We are progressing and transforming Nigeria. We are progressing on our known path of mediocrity and transforming from a people that though did not have everything, had values and the basic things of life. Where the laws did count, to a country where the lawmakers are the chief lawbreakers, transforming to a land where to steal in a better and more rewarding position you must loot and loot well in your current position. A minister spends over N2 trillion naira on what the people agreed N260 billion should be spent on, she could still go ahead to make the laws that make her even more powerful. Every other presidential broadcast results in protests and every presidential broadcast either makes you angry or sad. You are angry about the fact that the Presidency has become the mascot for national intellectual poverty and sad that a nation, in all its glory and human resource endowment has been limited to being led by its dross.
Nigeria is what it is because we are who we are…mostly selfish, short-sighted, parochial and a grab-your-own mentality obsessed group of people who make noise when not positioned to steal, who steal when positioned to do greater good. We have hit rock bottom even though the realities of modern day Nigeria make us feel our current office holders will breach even this bottom and take us further down. God forbid! We can forbid it too.

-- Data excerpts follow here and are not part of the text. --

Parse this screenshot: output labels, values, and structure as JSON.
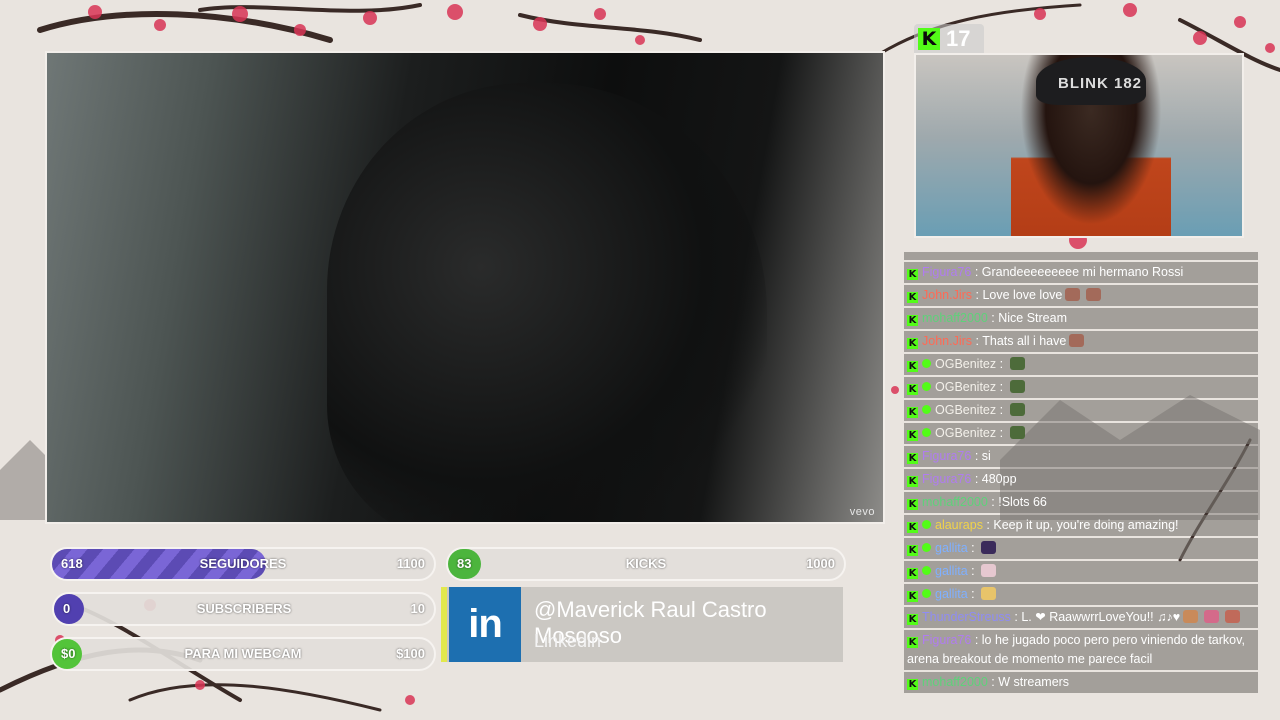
{
  "viewers": {
    "icon": "kick-icon",
    "count": "17"
  },
  "video": {
    "watermark": "vevo"
  },
  "webcam": {
    "hat_text": "BLINK 182"
  },
  "goals": {
    "followers": {
      "label": "SEGUIDORES",
      "current": "618",
      "max": "1100",
      "progress": 0.56,
      "color": "#6a57c8"
    },
    "subscribers": {
      "label": "SUBSCRIBERS",
      "current": "0",
      "max": "10",
      "progress": 0.0,
      "color": "#5140b0"
    },
    "webcam": {
      "label": "PARA MI WEBCAM",
      "current": "$0",
      "max": "$100",
      "progress": 0.0,
      "color": "#53c43a"
    },
    "kicks": {
      "label": "KICKS",
      "current": "83",
      "max": "1000",
      "progress": 0.083,
      "color": "#4cb53d"
    }
  },
  "social": {
    "icon": "linkedin-icon",
    "logo_text": "in",
    "handle": "@Maverick Raul Castro Moscoso",
    "platform": "Linkedin"
  },
  "chat": {
    "messages": [
      {
        "user": "Figura76",
        "color": "#b07cf0",
        "verified": false,
        "text": "Grandeeeeeeeee mi hermano Rossi",
        "emotes": []
      },
      {
        "user": "John.Jirs",
        "color": "#ff6a55",
        "verified": false,
        "text": "Love love love",
        "emotes": [
          "#a36a5a",
          "#a36a5a"
        ]
      },
      {
        "user": "mohaff2000",
        "color": "#5ed27a",
        "verified": false,
        "text": "Nice Stream",
        "emotes": []
      },
      {
        "user": "John.Jirs",
        "color": "#ff6a55",
        "verified": false,
        "text": "Thats all i have",
        "emotes": [
          "#a36a5a"
        ]
      },
      {
        "user": "OGBenitez",
        "color": "#f3f0ea",
        "verified": true,
        "text": "",
        "emotes": [
          "#4d6b3a"
        ]
      },
      {
        "user": "OGBenitez",
        "color": "#f3f0ea",
        "verified": true,
        "text": "",
        "emotes": [
          "#4d6b3a"
        ]
      },
      {
        "user": "OGBenitez",
        "color": "#f3f0ea",
        "verified": true,
        "text": "",
        "emotes": [
          "#4d6b3a"
        ]
      },
      {
        "user": "OGBenitez",
        "color": "#f3f0ea",
        "verified": true,
        "text": "",
        "emotes": [
          "#4d6b3a"
        ]
      },
      {
        "user": "Figura76",
        "color": "#b07cf0",
        "verified": false,
        "text": "si",
        "emotes": []
      },
      {
        "user": "Figura76",
        "color": "#b07cf0",
        "verified": false,
        "text": "480pp",
        "emotes": []
      },
      {
        "user": "mohaff2000",
        "color": "#5ed27a",
        "verified": false,
        "text": "!Slots 66",
        "emotes": []
      },
      {
        "user": "alauraps",
        "color": "#f0d34a",
        "verified": true,
        "text": "Keep it up, you're doing amazing!",
        "emotes": []
      },
      {
        "user": "gallita",
        "color": "#7fb0ff",
        "verified": true,
        "text": "",
        "emotes": [
          "#3a2a5a"
        ]
      },
      {
        "user": "gallita",
        "color": "#7fb0ff",
        "verified": true,
        "text": "",
        "emotes": [
          "#e6c8d0"
        ]
      },
      {
        "user": "gallita",
        "color": "#7fb0ff",
        "verified": true,
        "text": "",
        "emotes": [
          "#e8c46a"
        ]
      },
      {
        "user": "ThunderStreuss",
        "color": "#8f8cf5",
        "verified": false,
        "text": "L. ❤ RaawwrrLoveYou!! ♫♪♥",
        "emotes": [
          "#c98a5a",
          "#d46a8a",
          "#c06a5a"
        ]
      },
      {
        "user": "Figura76",
        "color": "#b07cf0",
        "verified": false,
        "text": "lo he jugado poco pero pero viniendo de tarkov, arena breakout de momento me parece facil",
        "emotes": []
      },
      {
        "user": "mohaff2000",
        "color": "#5ed27a",
        "verified": false,
        "text": "W streamers",
        "emotes": []
      }
    ]
  }
}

We need to organize ourselves and start right from our local governments. One person takes up the challenge, gets others together and pays the local government chairman a call. You want to know all there is to know about what s/he has been doing with your money. We cannot just live in patience for the day someone from our family will get the chance to steal. As bad as that sounds, it is even more statistically impossible compared to if we ensured our country works for us all at the same time. As for those of us who cannot see beyond a need to divide Nigeria, let me state that Ibori stole Delta people’s money. The people of Oyo state are not looking for the Hausa Governor that stole their money and the people of Edo State are not cursing an Igbo man for the development they seemed to have had a divorce with until the Oshiomhole years. The homogeneity of language is essentially a need for us to see beyond our differences as a group and at least get involved. We must fight to cut down the size of government. This is killing development. Recurrent expenditure has barely changed despite what the statistics intend to tell you. N2.425trillion in 2011, N2.47trillion in 2012 and N2.41 trillion for 2013 is not change. Cut this big government and for every cut, we cut down its failures. We need to reduce its obstructive size for a people driven economy and system. What Nigeria needs is an army of active citizens because activists and CSOs are always going to be limited. What we need is an economy free from cronyism and incessant government control. Are we ready to get involved yet or do we just wait our turn to chop?